Choose a reason for hiding this comment
The reason will be displayed to describe this comment to others. Learn more.
LGTM, just a few typos/comment questions
…rtain methods static
a89cb68
to
50035de
Compare
50035de
to
e417314
Compare
There was a problem hiding this comment.
Choose a reason for hiding this comment
The reason will be displayed to describe this comment to others. Learn more.
Handful of minor changes that can wait for a followup.
Resolves #4317
Concludes #4128
The implementation of this proposal requires massive changes to the stellar-core codebase, and touches almost every subsystem. There are some paradigm shifts in how the program executes, that I will discuss below for posterity. The same ideas are reflected in code comments as well, as it’ll be important for code maintenance and extensibility
Database access
Currently, only Postgres DB backend is supported, as it required minimal changes to how DB queries are structured (Postgres provides a fairly nice concurrency model).
SQLite concurrency support is a lot more rudimentary, with only a single writer allowed, and the whole database is locked during writing. This necessitates further changes in core (such as splitting the database into two). Given that most network infrastructure is on Postgres right now, SQLite support can be added later.
Reduced responsibilities of SQL
SQL tables have been trimmed as much as possible to avoid conflicts, essentially we only store persistent state such as the latest LCL and SCP history, as well as legacy OFFER table.

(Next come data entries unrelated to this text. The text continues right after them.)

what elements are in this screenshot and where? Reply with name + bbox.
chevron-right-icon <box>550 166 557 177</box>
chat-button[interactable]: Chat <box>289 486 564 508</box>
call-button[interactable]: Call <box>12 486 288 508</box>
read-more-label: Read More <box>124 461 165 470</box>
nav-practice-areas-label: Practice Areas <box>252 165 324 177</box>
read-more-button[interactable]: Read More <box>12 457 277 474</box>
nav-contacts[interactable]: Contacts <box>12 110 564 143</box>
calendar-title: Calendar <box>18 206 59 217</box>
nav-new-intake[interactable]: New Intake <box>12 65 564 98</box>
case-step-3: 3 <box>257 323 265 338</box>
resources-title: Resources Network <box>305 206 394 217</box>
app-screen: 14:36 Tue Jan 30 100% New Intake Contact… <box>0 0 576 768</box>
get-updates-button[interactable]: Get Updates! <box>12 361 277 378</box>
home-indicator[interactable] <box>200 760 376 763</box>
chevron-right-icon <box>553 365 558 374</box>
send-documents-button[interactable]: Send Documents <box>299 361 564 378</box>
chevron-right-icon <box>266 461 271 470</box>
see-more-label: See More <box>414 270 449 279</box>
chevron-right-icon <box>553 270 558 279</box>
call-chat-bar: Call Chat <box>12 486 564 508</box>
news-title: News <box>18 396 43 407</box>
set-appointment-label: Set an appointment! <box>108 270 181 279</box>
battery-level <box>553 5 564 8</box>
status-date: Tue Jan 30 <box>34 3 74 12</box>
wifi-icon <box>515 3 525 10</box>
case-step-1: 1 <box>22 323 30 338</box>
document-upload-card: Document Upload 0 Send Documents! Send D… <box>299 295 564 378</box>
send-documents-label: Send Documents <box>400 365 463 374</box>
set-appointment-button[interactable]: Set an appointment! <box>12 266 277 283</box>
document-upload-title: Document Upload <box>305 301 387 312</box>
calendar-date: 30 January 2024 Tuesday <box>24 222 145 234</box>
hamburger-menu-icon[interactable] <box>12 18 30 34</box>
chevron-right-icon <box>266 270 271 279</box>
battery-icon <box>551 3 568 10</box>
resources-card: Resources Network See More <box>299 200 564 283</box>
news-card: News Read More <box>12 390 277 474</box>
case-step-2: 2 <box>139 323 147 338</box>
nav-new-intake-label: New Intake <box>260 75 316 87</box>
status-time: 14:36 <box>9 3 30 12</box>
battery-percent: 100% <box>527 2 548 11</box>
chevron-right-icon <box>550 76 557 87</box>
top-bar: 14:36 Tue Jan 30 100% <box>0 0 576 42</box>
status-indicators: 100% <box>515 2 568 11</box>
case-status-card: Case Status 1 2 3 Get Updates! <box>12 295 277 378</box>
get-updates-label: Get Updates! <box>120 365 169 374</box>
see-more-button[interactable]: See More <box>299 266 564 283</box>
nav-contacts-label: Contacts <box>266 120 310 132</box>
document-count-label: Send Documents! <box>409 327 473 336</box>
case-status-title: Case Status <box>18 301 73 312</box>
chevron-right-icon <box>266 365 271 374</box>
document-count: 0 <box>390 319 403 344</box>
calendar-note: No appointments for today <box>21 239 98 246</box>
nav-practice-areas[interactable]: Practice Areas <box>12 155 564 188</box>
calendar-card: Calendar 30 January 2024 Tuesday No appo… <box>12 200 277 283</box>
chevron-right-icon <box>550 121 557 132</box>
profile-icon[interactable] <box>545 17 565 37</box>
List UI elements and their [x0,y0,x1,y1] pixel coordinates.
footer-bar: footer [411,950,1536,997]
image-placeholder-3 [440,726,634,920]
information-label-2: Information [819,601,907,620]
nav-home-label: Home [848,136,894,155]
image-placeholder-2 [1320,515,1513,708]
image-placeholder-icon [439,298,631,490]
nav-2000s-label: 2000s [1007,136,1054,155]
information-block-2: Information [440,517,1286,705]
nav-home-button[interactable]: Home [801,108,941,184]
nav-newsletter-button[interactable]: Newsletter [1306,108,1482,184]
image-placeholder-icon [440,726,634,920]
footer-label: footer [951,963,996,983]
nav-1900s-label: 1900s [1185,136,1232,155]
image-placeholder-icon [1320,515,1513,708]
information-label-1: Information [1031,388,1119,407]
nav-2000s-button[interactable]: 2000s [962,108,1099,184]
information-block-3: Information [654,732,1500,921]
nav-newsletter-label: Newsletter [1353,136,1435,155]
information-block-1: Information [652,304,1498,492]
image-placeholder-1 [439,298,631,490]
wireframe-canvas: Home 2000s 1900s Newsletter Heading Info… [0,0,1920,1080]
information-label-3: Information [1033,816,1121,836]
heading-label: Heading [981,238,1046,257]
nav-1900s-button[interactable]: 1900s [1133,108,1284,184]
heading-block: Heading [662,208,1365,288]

Asynchronous externalize flow
There are three important subsystems in core that are in charge of tracking consensus, externalizing and applying ledgers, and advancing the state machine to catchup or synced state:
Prior to this change, the externalize flow had two different flows:
With the new changes, the triggering ledger close flow moved to CatchupManager completely. Essentially, CatchupManager::processLedger became a centralized place to decide whether to apply a ledger, or trigger catchup. Because ledger close happens in the background, the transition between externalize and “closeLedger→set synced” becomes asynchronous.
Concurrent ledger close
List of core items that moved to the background followed by explanation why it is safe to do so:
Emitting meta
Ledger application is the only process that touches the meta pipe, no conflicts with other subsystems
Writing checkpoint files
Only the background thread writes in-progress checkpoint files. Main thread deals exclusively with “complete” checkpoints, which after completion must not be touched by any subsystem except publishing.
Updating ledger state
The rest of the system operates strictly on read-only BucketList snapshots, and is unaffected by changing state. Note: there are some calls to LedgerTxn in the codebase still, but those only appear on startup during setup (when node is not operational) or in offline commands.
Incrementing current LCL
Because ledger close moved to the background, guarantees about ledger state and its staleness are now different. Previously, ledger state queried by subsystems outside of apply was always up-to-date. With this change, it is possible the snapshot used by main thread may become slightly stale (if background just closed a new ledger, but main thread hasn't refreshed its snapshot yet). There are different use cases of main thread's ledger state, which must be treated with caution and evaluated individually:
Reflecting state change in the bucketlist
Close ledger is the only place in the code that updates the BucketList. Other subsystems may only read it. Example is garbage collection, which queries the latest BucketList state to decide which buckets to delete. These are protected with a mutex (the same LCL mutex used in LM, as bucketlist is conceptually a part of LCL as well).